THE leadership of the House of Representatives on Tuesday said it will study the proposals repealing the rice tariffication law (RTL).
This after Speaker Alan Peter Cayetano and Majority Leader Ferdinand Martin Romualdez along with other House leaders received the 50,000 signatures gathered by Bantay Bigas calling for the repeal of the law, which took effect just last March.
Cayetano said that they are open to the proposal and would study all options to help farmers affected by the RTL, who have groaned under deep cuts to their income with the surge in imports as a result of liberalization.
Romualdez, chairman of the House Committee on Rules, also vowed to hear the proposal of other lawmakers to address the impact of RTL, saying “everyone deserves to be heard.”
On February 2019, Republic Act (RA) 11203 entitled, “An Act Liberalizing the Importation, Exportation and Trading of Rice, Lifting for the Purpose the Quantitative Import Restriction on Rice, and For Other Purposes” was enacted to help support the local rice industry specifically by creating a “Rice Competitiveness Enhancement Fund.”
For his part, House Committee on Agriculture and Food Chairman Wilfrido Mark Enverga said suspension of rice importation will help farmers against losses due to the RTL.
“Definitely a call for suspension of rice importation and/or raising the safeguard measures will ease the impacts of the rice liberalization law,” he added.
December discussions
According to Enverga, his committee will deliberate all the proposals amending, as well as repealing the RTL next month.
“There are bills repealing and amending the RTL. These measures will be scheduled this December for deliberations,” Enverga said.

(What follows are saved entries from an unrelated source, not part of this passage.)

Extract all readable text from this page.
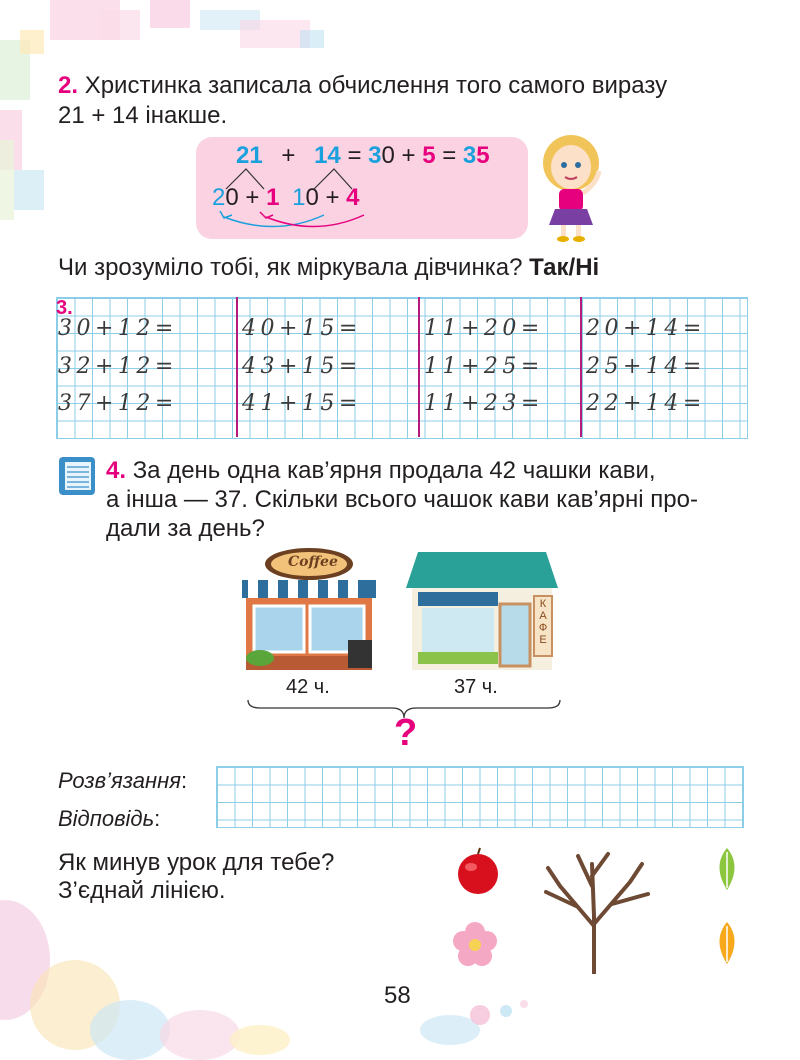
2. Христинка записала обчислення того самого виразу
21 + 14 інакше.
21 + 14 = 30 + 5 = 35
20 + 1 10 + 4
Чи зрозуміло тобі, як міркувала дівчинка? Так/Ні
3.
30+12=	40+15=	11+20= 20+14=
32+12=	43+15=	11+25= 25+14=
37+12=	41+15=	11+23= 22+14=
4. За день одна кав’ярня продала 42 чашки кави,
а інша — 37. Скільки всього чашок кави кав’ярні про-
дали за день?
Coffee
К
А
Ф
Е
42 ч.	37 ч.
?
Розв’язання:
Відповідь:
Як минув урок для тебе?
З’єднай лінією.
58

“It is a point of consideration for President Duterte. We will welcome any measure that will cushion the immediate impacts of the law to our rice farmers,” he added. Currently, there are five pending bills and resolutions repealing and amending Republic Act 11203 or the RTL.
Last week, Bantay Bigas and the National Federation of Peasant Women (Amihan) submitted a petition to the House urging the leadership of the chamber to repeal the RTL.
The groups said their petition was signed by 50,000 farmers in top rice-producing provinces, including Nueva Ecija, Isabela, Pangasinan, Cagayan, Iloilo, Camarines Sur, Tarlac and Leyte.
“We strongly hope that the House of Representatives heeds the noble demands of the Filipino people for the attainment of national food security based on self-sufficiency and self-reliance, free from import dependence and grounded on strengthened tenurial rights of rice farmers in the country,” the petition said.
Reiterated
Meanwhile, House Committee on Ways and Means Chairman Joey Salceda on Tuesday reiterated that the national government has three options, including requesting Congress to impose quatitative restrictions, to stop farmers from incurring losses due to RTL.
According to Salceda, the sudden drop in palay prices is due to increased local harvest and the huge volume of imported rice with the RTL.
One of the options, Salceda said, is for President Duterte to ask Congress for special powers to impose the quantitative restrictions, which was repealed in the passage of RTL last year.
With the surge of rice imports and injury to domestic industry the other option the government may invoke, Salceda said, is Republic Act 8800 or the Safeguards Law to impose 30 percent to 80 percent tariff on imported rice outside the Minimum Access Volume (MAV) of 350,000 metric tons. “RA 8800 is well recognized under our commitments with the WTO [World Trade Organization] and the provisional measure has a maximum period of one year,” he said.
The third option, Salceda said, is for the government to provide cash transfers to marginal small-lot farmers and concessional loans to big rice farmers. The lawmaker said a total of 2.1 million farmers will benefit from these options.